Affected Systems and Versions

All versions of the WCAPF (WooCommerce Ajax Product Filter) plugin up to and including version 4.2.3 are vulnerable. The vulnerability was patched in version 4.3.0, released on March 16, 2026. The latest available version at the time of writing is 4.4.0.

Specifically:

  • Vulnerable: WCAPF versions <= 4.2.3
  • Patched: WCAPF version 4.3.0 and later
  • Recommended: WCAPF version 4.4.0 (latest, includes additional escaping and coding standards improvements)
  • Platform: WordPress sites running WooCommerce with the WCAPF plugin active
  • Tested compatibility: WordPress up to version 6.9.4

Vendor Security History

CVE-2026-3396 is the only cataloged vulnerability for the WCAPF plugin in the Wordfence threat intelligence database.
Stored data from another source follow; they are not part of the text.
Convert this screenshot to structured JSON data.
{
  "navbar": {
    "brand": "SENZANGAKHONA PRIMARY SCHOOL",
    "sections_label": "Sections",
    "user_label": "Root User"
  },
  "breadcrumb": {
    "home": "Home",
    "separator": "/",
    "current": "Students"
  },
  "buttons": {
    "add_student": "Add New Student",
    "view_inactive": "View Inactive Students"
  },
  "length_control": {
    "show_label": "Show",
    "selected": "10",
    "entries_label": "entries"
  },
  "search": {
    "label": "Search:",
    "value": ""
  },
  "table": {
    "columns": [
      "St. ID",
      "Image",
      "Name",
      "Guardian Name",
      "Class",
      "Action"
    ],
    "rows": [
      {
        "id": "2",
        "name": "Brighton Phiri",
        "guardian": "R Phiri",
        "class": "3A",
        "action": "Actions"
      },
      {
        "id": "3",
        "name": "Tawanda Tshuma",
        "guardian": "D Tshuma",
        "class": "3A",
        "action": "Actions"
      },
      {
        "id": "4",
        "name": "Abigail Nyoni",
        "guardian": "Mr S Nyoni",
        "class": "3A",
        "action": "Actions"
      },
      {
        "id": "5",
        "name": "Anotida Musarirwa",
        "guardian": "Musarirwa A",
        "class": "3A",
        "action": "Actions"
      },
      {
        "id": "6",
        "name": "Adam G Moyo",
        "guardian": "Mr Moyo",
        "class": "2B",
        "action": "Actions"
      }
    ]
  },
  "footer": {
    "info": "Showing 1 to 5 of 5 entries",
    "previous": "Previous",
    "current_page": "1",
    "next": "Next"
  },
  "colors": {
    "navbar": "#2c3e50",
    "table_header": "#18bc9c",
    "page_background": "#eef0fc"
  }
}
This suggests a generally clean security track record for the plugin. The vendor responded well to this disclosure: the patch in version 4.3.0 was released approximately three weeks before Wordfence publicly disclosed the vulnerability on April 7, 2026, indicating responsible coordination between the researcher and the maintainer.

That said, the plugin is maintained by a single developer, which is a common pattern in the WordPress ecosystem and one that warrants additional caution. Organizations relying on single maintainer plugins should ensure they have automated update mechanisms or monitoring in place.